All this intrigue, sexual or otherwise, just isn’t quite as visceral or as gripping as episodes 1 and 2, though, so it’s just as well that, when I begin to get restless, and in need of yet another one of those heart-in-my-boots action sequences, the show obliges. It’s obvious from the moment Shifty Rob pulls out of Julia’s St Matthews appearance that he’s setting Tahir up, and that something terrible is going to happen there. And so it does. Who’s dead? I don’t know. Who’s responsible? I have no idea. But I really want to find out. This third episode may not have been as good as the previous two, but the acting and the last ten minutes mean it’s the most exciting thing on the box right now. I’m hooked.

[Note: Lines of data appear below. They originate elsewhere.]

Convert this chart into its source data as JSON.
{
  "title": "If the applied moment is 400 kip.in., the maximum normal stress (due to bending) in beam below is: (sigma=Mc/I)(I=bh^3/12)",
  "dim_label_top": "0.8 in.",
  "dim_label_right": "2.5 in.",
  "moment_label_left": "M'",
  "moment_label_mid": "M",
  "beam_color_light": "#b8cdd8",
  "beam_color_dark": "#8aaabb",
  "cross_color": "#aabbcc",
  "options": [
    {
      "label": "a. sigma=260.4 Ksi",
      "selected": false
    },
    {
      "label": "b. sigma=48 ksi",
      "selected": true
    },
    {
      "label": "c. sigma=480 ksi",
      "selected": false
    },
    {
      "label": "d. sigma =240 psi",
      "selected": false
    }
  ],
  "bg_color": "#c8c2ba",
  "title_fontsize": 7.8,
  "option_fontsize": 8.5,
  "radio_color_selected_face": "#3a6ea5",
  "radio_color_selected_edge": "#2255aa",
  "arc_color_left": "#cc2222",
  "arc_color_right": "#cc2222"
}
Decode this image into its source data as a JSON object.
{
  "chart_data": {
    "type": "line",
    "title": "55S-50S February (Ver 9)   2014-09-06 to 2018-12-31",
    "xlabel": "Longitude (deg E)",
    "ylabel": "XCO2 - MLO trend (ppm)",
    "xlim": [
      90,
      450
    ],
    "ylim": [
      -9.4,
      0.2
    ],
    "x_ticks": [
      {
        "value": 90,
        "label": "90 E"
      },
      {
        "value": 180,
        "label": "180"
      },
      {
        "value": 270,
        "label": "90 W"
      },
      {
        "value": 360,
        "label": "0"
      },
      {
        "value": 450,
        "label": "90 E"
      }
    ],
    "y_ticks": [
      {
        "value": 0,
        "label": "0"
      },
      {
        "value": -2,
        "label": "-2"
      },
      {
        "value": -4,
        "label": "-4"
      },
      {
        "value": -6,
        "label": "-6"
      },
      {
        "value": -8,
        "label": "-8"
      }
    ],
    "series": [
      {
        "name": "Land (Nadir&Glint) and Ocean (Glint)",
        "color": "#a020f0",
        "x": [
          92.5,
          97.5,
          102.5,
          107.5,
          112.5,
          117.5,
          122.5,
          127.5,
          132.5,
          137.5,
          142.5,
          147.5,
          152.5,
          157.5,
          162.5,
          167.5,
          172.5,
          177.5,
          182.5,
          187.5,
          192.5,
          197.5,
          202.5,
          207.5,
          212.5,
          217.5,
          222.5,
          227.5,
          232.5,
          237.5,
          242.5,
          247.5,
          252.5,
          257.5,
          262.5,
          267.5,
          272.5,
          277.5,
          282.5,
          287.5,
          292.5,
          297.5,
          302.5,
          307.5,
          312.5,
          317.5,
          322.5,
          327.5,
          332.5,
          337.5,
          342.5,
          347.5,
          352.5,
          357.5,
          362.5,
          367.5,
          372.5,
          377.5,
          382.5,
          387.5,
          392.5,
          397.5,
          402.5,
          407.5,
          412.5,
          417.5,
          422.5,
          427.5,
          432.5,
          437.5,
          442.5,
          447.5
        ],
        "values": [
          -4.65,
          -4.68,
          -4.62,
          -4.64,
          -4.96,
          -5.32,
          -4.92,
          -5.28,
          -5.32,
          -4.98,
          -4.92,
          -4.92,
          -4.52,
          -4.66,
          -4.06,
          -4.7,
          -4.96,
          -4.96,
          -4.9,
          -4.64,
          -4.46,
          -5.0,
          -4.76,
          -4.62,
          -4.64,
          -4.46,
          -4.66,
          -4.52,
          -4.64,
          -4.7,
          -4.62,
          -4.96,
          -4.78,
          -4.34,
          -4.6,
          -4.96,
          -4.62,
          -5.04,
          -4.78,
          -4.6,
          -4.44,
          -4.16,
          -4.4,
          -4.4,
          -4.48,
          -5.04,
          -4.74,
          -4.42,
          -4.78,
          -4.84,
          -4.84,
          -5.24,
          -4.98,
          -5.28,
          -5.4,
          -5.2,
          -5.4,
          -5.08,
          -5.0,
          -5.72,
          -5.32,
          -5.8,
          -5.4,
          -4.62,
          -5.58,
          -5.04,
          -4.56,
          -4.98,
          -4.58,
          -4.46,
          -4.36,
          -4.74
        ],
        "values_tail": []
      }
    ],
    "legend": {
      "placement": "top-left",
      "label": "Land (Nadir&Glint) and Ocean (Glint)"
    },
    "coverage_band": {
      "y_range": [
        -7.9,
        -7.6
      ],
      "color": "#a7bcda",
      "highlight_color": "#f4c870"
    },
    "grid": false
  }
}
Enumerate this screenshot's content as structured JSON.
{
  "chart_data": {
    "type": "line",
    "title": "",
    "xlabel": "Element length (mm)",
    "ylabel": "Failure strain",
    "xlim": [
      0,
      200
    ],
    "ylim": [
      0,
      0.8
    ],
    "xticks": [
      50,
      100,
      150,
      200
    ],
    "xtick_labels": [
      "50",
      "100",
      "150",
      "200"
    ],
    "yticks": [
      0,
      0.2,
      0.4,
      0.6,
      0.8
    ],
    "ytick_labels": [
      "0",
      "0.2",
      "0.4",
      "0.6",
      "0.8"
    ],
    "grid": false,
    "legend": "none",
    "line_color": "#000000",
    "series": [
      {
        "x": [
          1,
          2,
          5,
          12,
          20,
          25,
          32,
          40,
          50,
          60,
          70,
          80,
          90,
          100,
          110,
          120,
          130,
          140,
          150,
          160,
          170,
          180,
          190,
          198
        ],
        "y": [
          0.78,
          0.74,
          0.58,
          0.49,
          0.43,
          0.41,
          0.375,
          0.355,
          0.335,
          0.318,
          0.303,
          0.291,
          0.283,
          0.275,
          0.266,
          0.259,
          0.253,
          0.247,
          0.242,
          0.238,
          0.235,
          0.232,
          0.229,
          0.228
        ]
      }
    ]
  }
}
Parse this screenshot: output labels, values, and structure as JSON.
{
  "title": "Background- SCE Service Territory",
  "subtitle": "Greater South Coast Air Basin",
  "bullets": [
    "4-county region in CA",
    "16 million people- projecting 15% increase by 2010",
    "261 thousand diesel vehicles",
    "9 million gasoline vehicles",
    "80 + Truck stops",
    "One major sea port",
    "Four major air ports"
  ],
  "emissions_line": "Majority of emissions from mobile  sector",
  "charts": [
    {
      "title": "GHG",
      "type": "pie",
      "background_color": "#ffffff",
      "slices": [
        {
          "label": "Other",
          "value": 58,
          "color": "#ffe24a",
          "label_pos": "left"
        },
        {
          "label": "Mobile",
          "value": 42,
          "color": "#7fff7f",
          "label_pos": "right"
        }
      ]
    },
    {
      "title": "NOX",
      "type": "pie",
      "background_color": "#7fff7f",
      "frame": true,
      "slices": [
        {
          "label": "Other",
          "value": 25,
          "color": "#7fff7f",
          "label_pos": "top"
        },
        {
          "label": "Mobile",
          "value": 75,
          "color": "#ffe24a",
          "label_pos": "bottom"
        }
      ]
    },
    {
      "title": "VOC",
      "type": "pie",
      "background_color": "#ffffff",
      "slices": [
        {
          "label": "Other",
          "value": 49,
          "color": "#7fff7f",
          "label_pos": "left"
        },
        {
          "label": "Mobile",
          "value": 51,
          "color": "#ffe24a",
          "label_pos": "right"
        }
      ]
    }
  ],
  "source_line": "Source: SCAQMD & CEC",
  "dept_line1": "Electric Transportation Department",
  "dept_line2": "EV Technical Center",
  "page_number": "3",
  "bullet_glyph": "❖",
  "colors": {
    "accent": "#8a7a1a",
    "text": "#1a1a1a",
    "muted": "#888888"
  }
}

Public Service Announcement 32 of 2018: Vanity Fair

On one view, a new adaptation of Thackeray’s classic Vanity Fair with its unapologetically ruthless female lead refusing to let class, poverty and gender get in the way of what she wants, sounds very timely – for a 19th-century novel, Becky Sharp is a very 21st-century anti-heroine. As far as I’m concerned, though, ITV1’s latest version (beginning tonight, Sunday, 9pm with episode 2 tomorrow) comes too late, for a couple of reasons. The first being wholly personal: I watched the BBC version with Natasha Little years ago, I made it two-thirds of the way through the book before I couldn’t take it any more, and I deliberately avoided the Mira Nair film on the basis that, although it looked very promising, I’d had enough of this particular story which I didn’t really like in the first place. In short, I really don’t need any more versions of Vanity Fair in my life. The second reason is a bit more practical: Bodyguard started last Sunday, so a large chunk of the available audience (including me) already has Richard Madden/Keeley Hawes-related plans for tonight’s 9pm slot, thanks.

Having said all that, though, Vanity Fair boasts an impressive cast including Suranne Jones, Simon Russell Beale and Michael Palin, with Olivia Cooke (who was excellent in Me, Earl and the Dying Girl) as the irrepressible Becky herself, and production company Mammoth‘s recent run of successes (including Poldark, Victoria and Parade’s End) shows they know their way around a period drama. So if you’re in the market for a lavishly-costumed social satire with a very sharp (sorry) edge, dive on in. This water’s got a lot of bite.